The Language of “Mission”: Envoys, Enquiries, and Inquisitions in a Global French Context, 1600–1800
Session Abstract
Over the last few decades, scholarship has exposed the importance of personal relations in the governance of Early Modern France. Indeed, increasing bureaucratization from the sixteenth century onward never undermined patronage as the main operating system of Bourbon administration. The construction of clientages remained as integral to the operations of royal finance, justice and foreign relations in the eighteenth century as they did in earlier epochs. Such a vantage point simultaneously brings into view the unstable and contested nature of political service at this time, since the office holder operated at the nexus of competing interests that were political as well as other in nature. This was particularly true for those who had no claims to venal office holding, and especially those entrusted with commissions to regions remote from France.

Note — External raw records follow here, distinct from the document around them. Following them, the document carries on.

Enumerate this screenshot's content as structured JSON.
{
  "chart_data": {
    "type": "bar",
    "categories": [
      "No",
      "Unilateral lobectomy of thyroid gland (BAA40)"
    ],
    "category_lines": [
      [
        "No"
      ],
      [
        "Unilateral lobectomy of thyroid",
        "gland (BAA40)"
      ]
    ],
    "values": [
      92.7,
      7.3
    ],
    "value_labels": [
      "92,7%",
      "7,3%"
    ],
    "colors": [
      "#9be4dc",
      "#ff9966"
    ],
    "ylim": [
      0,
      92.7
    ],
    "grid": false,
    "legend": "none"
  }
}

Our intent here is to look closely at those intermediary figures charged with special political, economic, and religious purpose on the part of the Early Modern French state in a broader imperial context. For these individuals, the successful completion of their office pivoted significantly upon their ability to work within and between two or more very different political cultures. How they interpreted and sought to effect their “mission” is our focus. In each of the three cases discussed here, the language of mission or special purpose became especially important when the envoy or visitor found their responsibilities threatened by political contestation. In Sara Chapman’s paper, the governor, Cadillac, urged the special importance of the site of Detroit for the protection of French economic, religious and political interests in New France to wheedle permission for the construction of a fort. Alex Dubé’s operative, charged with investigating fraud in Louisiana, used the language of moral purpose to justify and effect his fiscal reform. The apostolic visitor in Armstrong’s found the language of spiritual reform sufficiently ambiguous to pursue his twin responsibilities as an agent of a French state eager to extend its control over Catholic missions in the eastern Mediterranean, and a high ranking member of a recently reformed branch of the Franciscan order. The Capuchins were more than a little eager to replace their rivals, the Observant Catholics, as the principle missionaries in Ottoman lands. This panel should attract a abroad audience, including those interested in early modern political culture, French imperialism, Catholic missions, and the interplay of religion and politics.